I always scratch my head when a band has a month in their name and releases an album at a different time of year completely, might just be me but doom in November from Novembers Doom is at least playing by the rules and strikes me as just perfect. Always a go to band as far as the atmospheric side of things is concerned I was thinking it had been a long time since we last heard from them but it appears I somehow missed their last two albums and it was the excellent Aphotic back in 2011 that last had the Chicago band on my radar. Not sure how the hell that happened but hopefully a change of label from The End to Prophecy Productions will give them some greater visibility over here in Europe. Sole founding member Paul Kuhr first introduced us to this act back in 1992 and quite honestly everything I have heard from them has been pure class due to his outstanding vocals and the grasp of sublime melodies and harmonies that the band inject into their music. Pressing play on the wonderfully entitled Nephilim Grove proved that this is still very much the case and I instantly found myself comfortably entranced straight away by the power and memorability of these 9 new tracks. Coming back to them again and again has been a sheer delight and the compulsiveness of the craft I heard in albums like ‘The Pale Haunt Departure’ a firm favourite from 2005 has not diminished in the slightest.

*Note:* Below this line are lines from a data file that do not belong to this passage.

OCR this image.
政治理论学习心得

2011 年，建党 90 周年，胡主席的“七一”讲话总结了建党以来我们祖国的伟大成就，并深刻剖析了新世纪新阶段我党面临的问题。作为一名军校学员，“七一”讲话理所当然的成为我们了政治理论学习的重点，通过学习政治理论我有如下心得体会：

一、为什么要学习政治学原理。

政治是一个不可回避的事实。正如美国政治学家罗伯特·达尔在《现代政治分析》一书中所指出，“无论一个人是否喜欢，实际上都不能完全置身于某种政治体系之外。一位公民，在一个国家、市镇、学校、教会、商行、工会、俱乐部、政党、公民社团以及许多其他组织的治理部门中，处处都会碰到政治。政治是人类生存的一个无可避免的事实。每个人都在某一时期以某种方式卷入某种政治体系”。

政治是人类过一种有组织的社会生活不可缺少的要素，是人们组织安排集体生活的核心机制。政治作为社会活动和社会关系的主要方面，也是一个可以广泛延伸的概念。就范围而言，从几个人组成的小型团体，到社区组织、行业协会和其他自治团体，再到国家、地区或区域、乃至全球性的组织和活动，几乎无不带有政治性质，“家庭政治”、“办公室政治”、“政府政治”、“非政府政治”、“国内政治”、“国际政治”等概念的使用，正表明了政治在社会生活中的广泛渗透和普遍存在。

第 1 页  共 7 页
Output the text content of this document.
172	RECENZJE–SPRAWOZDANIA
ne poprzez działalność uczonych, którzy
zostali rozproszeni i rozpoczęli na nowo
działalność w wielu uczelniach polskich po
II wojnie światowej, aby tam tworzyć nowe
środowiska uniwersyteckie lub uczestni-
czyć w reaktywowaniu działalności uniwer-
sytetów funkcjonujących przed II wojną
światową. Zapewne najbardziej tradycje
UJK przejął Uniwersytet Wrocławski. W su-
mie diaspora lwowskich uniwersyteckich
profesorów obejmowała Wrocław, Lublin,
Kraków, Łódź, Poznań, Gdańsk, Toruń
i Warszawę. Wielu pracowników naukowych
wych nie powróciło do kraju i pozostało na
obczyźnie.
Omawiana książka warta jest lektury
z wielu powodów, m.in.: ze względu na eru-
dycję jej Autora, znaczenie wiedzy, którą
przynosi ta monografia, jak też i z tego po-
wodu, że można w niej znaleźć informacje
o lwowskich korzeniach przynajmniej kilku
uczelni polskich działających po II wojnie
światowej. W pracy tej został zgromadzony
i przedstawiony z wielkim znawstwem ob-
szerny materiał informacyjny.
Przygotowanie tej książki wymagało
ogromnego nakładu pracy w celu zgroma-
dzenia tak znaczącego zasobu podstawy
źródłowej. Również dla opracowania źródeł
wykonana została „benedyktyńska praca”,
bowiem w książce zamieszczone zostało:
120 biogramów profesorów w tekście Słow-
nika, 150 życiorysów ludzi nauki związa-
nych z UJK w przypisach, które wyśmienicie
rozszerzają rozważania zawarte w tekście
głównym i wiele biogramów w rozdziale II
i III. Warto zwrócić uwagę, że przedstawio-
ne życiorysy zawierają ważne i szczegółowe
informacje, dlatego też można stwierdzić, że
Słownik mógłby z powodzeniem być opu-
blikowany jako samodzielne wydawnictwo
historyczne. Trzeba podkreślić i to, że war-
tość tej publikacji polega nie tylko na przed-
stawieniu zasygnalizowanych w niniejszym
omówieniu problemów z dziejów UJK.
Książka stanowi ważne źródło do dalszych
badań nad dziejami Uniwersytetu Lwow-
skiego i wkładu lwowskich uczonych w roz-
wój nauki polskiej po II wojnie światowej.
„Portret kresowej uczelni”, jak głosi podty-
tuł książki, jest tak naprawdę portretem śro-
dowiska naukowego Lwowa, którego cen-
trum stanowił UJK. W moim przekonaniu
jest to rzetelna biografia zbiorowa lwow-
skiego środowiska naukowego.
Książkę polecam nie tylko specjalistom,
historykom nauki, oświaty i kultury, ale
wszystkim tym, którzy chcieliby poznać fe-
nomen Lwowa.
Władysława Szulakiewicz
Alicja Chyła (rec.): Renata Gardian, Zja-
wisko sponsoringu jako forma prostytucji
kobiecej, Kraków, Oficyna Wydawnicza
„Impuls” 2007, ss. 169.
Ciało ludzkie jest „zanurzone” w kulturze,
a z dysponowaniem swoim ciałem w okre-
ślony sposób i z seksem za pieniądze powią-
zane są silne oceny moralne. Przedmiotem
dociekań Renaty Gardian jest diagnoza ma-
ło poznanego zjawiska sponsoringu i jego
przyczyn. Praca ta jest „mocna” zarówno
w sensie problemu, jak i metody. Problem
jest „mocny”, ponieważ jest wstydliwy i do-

The pleasant waft of ‘Petrichor’ opens up the 53-minute album and all senses are caressed. It’s a thundering entrance from drums and builds up like an approaching storm as the vocals drench in a shower of harmonies, clean and mighty in every respect. The mix and master by Dan Swanö is equally formidable. He has said this is the group’s best album to date and as this powers through and continues who am I to disagree. Versatile vocally there are plenty of gruff roars, unlike certain other bands who went all wafty prog and used to make music similarly as awesome as this, thankfully Kuhr has not stopped injecting them into his “laboured breath.” Indeed some songs like ‘The Witness Marks’ are full of anger and danger bordering on death metal at times but flirting with rich clean parts too giving you the best of both worlds. On this and closing number ‘The Obelus’ these harmonic vocal parts sound a little bit similar the clean parts employed by Fear Factory at their prime on Demanufacture. Yeah that might strike you as unexpected but I guess you will have to listen to see where I’m coming from. Of-course there are some gorgeous acoustic passages to be found too such as at the opening of the title track, allowing you to drift and dream a little before the next weighty black cloud bursts and envelops you. What a fantastic track this is, giving you a bit of everything. The central melody is absolutely gripping and when matched with the poeticism of the lyrics another facet excellently and somewhat biblically handled this will have you hooked. There’s even a bit of underlying retro keyboard play and some piano motifs to fixate on.

There’s something congruent here in the material of wide-open spaces ravaged by weather and time the haunting lyrical refrain of “Scarecrow” haunting a song like ‘What We Become’ paints a picture completely suggestive of album cover art of the aforementioned ‘The Pale Haunt Departure.’ It’s essentially a fantastic doomed love song too as good as anything that could have been wrought out by the likes of My Dying Bride; absolutely sincere and beautiful. From bodice ripping romanticism to gruff and raw anger it’s all there and ‘Adagio’ has some real gruff bellowing distemper. Light and shade match in contrast but within songs rather than between them as everything is carefully considered and perfectly matched. “It’s so easy to hide in the dark as the daylight goes away” from ‘Black Light’ is a line that kind of sums up the album as a perfectly measured listening experience and the contrast between sunbeams and moonshine constantly tugs at the listener. To cite another atmospheric doom band by name, Daylight Dies and we caress the dark here in perfect symmetry. Each and every song has something to say and although melodies intertwine between them it continues in a mesmerising way that never gets stale in the slightest. Once it is done Nephilim Grove is the sort of album you will be wanting to play again or perhaps save up for a special occasion. Basically if you hunger for a group who you used to love but have lost as they change direction or had their work sadly curtailed in their prime and yes I am thinking of Opeth, Katatonia and the dearly departed Woods Of Ypres then this is an album for you. Is November itself enough to contain it? Probably not but it is one that you will be looking forward to the calendar changing month so you can relive once more for years to come.